E-Mote (click on arrow for detail)Two Electric Guitars and Korg MS-20
This song was composed by bricolage as opposed to intent. In fact I had to ask Macleod what exactly what I was doing with guitar one because I could not figure out the key. This project is a single night composition and record and some times it shows in the playing. The recreational combustibles don't help precision either. One of great lessons a young father learns that is it is good to show emotion or E-Mote as it were.
A Decent into Madness (click on arrow for detail)Acoustic Guitar, Bass, Korg MS-20
I love Brooklyn my baby Tullya is there and the sky is always blue when I'm with her. One of the things I love is the late evenings in Jake's study after the girls go to bed smoking cigarettes and getting a music lesson. Hearing Jake talk about music is like listening to poetry, I don't understand it but its sounds so very good. I'm always both exhausted and invigorated if such a thing is possible after one of these sessions.
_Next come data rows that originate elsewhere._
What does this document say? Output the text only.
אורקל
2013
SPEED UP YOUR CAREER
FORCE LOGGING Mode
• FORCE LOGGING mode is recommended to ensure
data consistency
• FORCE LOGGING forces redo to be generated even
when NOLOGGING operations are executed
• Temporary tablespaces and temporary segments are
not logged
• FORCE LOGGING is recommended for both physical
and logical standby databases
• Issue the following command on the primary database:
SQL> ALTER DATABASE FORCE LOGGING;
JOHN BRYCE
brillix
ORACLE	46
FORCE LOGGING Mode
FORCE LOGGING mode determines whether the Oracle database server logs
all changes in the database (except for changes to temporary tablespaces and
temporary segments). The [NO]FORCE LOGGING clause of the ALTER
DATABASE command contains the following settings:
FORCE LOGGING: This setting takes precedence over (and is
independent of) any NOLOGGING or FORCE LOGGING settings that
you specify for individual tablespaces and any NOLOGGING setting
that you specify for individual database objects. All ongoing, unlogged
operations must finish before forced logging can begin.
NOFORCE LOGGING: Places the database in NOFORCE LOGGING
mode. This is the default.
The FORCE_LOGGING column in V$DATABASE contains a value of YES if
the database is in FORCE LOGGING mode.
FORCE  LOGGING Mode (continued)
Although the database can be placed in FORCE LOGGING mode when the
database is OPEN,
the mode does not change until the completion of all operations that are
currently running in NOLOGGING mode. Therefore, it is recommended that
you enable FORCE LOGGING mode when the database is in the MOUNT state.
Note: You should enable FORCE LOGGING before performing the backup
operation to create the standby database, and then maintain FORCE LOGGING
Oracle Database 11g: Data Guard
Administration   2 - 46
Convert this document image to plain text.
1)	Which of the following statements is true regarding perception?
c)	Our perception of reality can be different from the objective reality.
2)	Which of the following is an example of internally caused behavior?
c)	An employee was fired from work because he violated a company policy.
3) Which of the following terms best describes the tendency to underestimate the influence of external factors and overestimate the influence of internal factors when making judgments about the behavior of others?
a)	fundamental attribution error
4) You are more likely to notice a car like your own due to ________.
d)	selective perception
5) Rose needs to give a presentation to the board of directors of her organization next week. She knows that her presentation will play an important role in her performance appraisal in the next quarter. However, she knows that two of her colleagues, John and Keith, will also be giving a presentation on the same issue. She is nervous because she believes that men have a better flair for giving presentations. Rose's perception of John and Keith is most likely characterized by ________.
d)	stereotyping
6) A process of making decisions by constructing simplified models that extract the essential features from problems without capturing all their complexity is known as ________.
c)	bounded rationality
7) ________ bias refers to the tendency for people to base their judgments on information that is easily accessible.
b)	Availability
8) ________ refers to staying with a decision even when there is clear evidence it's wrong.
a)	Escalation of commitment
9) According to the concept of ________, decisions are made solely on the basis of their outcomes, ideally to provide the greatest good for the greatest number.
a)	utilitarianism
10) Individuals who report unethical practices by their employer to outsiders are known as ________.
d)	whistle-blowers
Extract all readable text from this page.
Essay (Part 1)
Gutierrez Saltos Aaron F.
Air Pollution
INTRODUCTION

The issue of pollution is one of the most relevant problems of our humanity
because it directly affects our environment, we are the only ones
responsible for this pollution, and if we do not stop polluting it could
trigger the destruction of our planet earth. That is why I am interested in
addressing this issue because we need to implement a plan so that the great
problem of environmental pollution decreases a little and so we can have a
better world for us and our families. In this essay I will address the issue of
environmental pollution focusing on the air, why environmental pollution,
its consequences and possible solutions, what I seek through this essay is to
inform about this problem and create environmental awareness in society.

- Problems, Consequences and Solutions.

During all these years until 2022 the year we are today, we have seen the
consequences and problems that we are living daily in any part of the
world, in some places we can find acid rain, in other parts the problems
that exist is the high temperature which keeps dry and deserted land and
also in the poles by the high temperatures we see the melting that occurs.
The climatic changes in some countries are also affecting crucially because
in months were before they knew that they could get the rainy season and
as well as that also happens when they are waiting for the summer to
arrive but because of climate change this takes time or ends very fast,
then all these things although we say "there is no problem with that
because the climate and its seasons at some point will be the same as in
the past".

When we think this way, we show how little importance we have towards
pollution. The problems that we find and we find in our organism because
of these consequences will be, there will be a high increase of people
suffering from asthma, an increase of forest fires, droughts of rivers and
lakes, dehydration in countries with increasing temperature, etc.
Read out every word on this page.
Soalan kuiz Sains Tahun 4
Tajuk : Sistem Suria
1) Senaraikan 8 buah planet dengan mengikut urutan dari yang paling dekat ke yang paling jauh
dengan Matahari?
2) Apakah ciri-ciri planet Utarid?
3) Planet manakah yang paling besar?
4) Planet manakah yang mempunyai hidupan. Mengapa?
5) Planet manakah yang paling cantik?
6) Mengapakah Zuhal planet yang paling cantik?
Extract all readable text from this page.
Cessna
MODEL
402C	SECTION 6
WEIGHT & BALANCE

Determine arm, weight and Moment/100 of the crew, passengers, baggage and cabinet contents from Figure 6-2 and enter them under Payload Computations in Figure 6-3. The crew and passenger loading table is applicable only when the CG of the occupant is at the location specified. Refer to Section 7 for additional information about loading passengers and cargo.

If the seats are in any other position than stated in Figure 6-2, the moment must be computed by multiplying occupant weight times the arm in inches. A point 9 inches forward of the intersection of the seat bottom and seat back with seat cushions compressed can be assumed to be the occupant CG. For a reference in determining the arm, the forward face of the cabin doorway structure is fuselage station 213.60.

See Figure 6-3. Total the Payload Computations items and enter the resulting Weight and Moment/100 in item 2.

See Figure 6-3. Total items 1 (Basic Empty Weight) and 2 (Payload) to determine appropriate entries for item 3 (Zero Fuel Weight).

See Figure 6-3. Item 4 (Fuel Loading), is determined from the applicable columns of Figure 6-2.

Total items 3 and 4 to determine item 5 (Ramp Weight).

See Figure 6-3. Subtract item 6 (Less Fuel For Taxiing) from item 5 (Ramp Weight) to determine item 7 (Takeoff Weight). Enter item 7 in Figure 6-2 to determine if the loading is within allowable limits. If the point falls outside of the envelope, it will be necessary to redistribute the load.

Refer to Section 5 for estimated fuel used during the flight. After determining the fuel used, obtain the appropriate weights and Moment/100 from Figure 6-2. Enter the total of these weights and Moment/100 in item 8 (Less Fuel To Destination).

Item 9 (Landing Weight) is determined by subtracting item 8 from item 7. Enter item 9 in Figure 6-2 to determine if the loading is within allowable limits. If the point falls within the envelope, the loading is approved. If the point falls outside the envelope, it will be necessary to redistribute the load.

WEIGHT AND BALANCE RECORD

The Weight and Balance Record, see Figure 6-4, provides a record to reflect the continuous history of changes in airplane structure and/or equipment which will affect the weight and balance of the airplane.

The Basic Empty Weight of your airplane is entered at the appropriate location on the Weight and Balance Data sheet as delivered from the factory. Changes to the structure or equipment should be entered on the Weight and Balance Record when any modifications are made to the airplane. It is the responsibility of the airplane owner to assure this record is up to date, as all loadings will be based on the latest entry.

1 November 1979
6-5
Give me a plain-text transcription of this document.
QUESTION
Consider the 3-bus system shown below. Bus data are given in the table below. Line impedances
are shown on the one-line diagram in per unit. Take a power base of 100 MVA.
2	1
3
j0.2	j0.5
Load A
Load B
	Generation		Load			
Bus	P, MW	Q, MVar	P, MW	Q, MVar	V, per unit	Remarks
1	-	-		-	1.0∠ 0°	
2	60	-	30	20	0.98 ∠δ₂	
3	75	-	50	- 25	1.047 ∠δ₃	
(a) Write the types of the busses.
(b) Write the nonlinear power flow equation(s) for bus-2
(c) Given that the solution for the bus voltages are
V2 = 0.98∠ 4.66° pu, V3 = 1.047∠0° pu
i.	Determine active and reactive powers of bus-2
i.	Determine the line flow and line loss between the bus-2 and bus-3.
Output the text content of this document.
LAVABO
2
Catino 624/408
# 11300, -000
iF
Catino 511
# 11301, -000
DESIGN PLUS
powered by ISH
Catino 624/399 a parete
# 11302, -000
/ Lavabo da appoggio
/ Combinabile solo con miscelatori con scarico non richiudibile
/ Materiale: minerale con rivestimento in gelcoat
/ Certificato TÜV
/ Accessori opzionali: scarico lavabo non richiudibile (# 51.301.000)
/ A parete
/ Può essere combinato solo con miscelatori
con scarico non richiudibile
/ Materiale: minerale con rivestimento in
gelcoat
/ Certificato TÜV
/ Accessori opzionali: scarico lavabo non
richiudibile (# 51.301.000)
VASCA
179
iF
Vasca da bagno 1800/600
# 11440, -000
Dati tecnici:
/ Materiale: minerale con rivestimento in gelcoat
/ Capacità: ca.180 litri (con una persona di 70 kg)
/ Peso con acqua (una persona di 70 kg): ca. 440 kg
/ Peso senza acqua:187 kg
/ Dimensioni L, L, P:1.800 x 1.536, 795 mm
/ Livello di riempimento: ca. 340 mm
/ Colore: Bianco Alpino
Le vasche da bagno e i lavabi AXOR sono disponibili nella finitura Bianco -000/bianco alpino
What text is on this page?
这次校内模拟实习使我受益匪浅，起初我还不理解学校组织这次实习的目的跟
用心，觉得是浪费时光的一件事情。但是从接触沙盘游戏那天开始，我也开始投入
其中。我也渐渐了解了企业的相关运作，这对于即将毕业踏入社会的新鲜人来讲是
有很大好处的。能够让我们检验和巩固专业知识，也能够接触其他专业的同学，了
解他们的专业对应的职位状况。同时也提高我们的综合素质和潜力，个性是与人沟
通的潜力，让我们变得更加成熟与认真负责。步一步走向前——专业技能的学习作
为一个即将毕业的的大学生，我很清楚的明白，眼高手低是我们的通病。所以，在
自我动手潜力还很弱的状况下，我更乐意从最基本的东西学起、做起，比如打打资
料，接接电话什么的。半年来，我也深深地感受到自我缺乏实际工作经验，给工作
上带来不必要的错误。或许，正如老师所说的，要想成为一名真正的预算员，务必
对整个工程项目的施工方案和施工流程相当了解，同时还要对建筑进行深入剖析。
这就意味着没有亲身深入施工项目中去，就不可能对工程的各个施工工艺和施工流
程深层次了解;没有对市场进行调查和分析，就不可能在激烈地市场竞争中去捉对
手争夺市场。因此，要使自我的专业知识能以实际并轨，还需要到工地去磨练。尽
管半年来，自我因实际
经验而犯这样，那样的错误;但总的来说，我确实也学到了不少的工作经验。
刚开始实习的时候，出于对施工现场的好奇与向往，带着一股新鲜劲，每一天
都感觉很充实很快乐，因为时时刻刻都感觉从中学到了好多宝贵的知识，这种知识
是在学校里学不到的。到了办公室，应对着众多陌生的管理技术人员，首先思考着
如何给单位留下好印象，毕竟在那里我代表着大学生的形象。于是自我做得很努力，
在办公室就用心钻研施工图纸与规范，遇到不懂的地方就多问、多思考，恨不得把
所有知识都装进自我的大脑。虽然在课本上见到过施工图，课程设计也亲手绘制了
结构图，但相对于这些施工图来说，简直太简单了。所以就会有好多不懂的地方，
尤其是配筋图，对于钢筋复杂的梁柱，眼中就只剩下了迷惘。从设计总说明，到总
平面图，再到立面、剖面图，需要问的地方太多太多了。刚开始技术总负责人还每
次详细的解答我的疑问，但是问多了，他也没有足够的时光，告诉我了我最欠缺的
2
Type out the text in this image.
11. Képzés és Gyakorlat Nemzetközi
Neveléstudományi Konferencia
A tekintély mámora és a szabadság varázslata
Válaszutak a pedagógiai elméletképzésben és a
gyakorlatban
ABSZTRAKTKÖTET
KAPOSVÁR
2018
My brain hurts from trying to stuff way too much information into its limited space and I can't wait to get to work misapplying the lessons I misunderstood. This song is the result of a long conversation about building tension using diminished scales. I try to show the rising tension that results from chaos that is a young growing family and resolve it into to moments of bliss that make it all worth it
D'stroyer (click on arrow for detail)Electric Guitar, Bass, Korg MS-20 and Spoken Word
If you listen to the bass line of this song it is in my opinion really quite upbeat. The bass line is in a major key and builds a nice foundation, representing the work done building a family. The super distorted guitar is in a minor key and tries to undo the hard work of the bass. This song represents that part of us that would tear down what we have built. As a subtext it also represents those fears we have about the world we have brought our children into. Most of us I think are successful in resiting the destroyer but we can't hide from it. The song is probably way too long. This is because the bass line which I composed first was just so much fun to play. Oh yeah, the spoken word warning is there because being a bit of a head banger (from time to time) I gave myself a sore neck listening to it the first few times.
coDa (click on arrow for detail)Two Electric Guitars
What can I say another one nighter (composition and record). This song is in the same key as preluDe and follows the same chord structure. Many of the licks I play on the acoustic on preluDe are here but played with hesitation. The intent was to express the joy of anticipation is gone. I feel just melancholy when I play it. It represents to me the empty nest. That the best most important job a man can ever have is over for me. I laid the guitar one track with a distorted electric guitar and then just let all my emotions pour out on the second guitar track with a digital delay. The delay I hope gives it the nostalgic wistful melancholy I was feeling. I was pretty much(actually literally) in tears by the last few notes of the song. I may be able to play it better now that I have been playing it for a while but I will probably never play it as well as that night.